Asking why people like Tommy when “all he did was be awful to Chim & Hen, apologise offscreen and kiss Buck”. If they just watched the eps about a week ago how did they forget that Tommy, Chim & Hen resolved their differences on screen & that Tommy literally risked his job & life to rescue Bobby & Athena just cause Chim asked.
You don’t have to love Tommy but the forced hate & ignoring his character development is frustrating.
It also is weird that they’ll double down on hating him over it all (& I know they’re doing it cause he’s the LI in the way of their ship) but hand wave away anything any of the other characters have done. None of them are perfect.

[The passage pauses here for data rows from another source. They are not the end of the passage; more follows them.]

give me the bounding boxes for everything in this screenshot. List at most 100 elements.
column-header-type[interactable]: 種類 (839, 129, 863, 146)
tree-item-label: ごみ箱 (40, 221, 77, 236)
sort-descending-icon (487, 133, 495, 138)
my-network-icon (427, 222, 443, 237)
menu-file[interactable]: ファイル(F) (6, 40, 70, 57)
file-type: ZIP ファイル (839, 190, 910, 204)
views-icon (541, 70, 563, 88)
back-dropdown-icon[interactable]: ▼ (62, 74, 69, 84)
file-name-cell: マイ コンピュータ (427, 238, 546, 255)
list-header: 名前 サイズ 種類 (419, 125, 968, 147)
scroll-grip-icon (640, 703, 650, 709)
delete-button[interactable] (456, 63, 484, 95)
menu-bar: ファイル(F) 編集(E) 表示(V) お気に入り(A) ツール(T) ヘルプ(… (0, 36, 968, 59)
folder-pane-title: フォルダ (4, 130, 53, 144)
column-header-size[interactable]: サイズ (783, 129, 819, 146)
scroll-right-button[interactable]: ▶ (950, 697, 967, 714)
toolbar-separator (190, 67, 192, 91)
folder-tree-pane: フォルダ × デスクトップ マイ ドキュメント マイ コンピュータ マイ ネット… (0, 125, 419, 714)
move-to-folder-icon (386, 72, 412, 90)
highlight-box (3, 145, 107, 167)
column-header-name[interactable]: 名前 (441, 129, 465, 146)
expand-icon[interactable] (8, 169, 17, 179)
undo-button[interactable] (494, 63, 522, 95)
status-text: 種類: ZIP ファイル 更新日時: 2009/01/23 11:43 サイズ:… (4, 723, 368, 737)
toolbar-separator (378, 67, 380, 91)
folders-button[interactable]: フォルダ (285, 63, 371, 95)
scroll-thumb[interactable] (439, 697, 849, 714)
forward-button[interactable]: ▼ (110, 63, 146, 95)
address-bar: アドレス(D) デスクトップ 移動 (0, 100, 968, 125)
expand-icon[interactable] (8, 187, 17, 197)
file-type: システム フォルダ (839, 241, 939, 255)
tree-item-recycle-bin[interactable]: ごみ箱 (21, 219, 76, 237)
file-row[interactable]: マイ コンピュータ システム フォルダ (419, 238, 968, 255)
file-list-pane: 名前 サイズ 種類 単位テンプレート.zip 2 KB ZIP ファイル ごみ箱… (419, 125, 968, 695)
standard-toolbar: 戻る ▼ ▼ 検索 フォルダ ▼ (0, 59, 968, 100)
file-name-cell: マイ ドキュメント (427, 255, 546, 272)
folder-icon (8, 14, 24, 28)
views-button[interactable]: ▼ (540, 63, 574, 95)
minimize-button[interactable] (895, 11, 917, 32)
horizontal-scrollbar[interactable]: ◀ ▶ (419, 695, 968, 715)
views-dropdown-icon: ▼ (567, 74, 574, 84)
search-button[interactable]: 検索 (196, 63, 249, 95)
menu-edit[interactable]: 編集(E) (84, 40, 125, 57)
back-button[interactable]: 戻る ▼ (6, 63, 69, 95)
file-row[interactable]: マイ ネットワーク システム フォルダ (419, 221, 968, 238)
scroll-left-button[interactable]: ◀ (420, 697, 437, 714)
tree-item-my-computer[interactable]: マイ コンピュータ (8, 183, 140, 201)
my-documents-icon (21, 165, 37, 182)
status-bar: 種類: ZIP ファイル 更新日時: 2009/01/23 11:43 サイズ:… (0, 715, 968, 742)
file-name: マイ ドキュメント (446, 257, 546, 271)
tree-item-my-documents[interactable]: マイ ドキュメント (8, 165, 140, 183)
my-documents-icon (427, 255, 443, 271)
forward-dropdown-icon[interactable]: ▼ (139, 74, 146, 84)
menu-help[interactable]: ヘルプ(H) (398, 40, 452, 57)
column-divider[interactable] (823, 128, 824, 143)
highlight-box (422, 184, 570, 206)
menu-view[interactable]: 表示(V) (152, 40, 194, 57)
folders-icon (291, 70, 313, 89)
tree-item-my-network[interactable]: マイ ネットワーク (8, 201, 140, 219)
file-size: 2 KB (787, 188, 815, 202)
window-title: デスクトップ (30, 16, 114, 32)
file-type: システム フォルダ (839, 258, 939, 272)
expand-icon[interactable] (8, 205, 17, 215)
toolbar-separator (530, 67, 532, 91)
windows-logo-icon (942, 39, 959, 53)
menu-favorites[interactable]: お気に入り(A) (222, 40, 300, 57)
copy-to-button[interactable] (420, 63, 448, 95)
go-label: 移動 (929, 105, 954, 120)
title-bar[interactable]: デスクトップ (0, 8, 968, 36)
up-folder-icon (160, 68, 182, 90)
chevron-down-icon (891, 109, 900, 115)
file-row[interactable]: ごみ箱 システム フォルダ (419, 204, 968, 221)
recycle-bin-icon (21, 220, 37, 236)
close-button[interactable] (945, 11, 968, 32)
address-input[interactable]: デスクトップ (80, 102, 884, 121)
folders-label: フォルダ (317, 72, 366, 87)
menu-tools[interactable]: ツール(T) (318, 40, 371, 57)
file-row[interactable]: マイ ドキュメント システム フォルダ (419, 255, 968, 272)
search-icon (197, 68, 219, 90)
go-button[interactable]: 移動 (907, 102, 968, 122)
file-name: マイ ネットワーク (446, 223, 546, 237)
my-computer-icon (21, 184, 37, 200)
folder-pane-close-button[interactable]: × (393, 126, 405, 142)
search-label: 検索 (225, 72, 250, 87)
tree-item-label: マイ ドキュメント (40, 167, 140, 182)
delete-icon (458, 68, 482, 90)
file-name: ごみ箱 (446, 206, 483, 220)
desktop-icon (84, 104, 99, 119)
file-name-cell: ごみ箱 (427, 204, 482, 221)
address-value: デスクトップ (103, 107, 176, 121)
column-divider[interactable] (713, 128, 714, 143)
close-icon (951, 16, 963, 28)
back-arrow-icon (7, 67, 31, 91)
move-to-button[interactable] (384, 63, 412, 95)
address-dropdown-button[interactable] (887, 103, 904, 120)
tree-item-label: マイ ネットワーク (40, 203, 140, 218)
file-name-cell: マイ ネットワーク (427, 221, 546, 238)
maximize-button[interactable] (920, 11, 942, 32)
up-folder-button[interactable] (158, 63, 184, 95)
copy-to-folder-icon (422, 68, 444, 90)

Plus, this whole virtue signaling narrative they’ve invented that he could have outed Buck to Eddie over a snarky closet joke that only Buck and the audience had context for - Eddie had literally just mentioned closet space - is so ridiculous it’s laughable. None of them cared when the episode aired but cause it’s gained traction within the toxic buddie fandom as something they can use to turn people against Tommy they’re now all jumping on to use it as a reason to hate.
I’m so so close to joining the few buddie and bucktommy/Kinley shippers over there I see trying to push back (& I do see you guys, I know you’re on here cause it’s a nicer environment, & I thank you for being willing to try to get through to those who are willfully ignorant). But while I like to vent here I really don’t want to engage with them.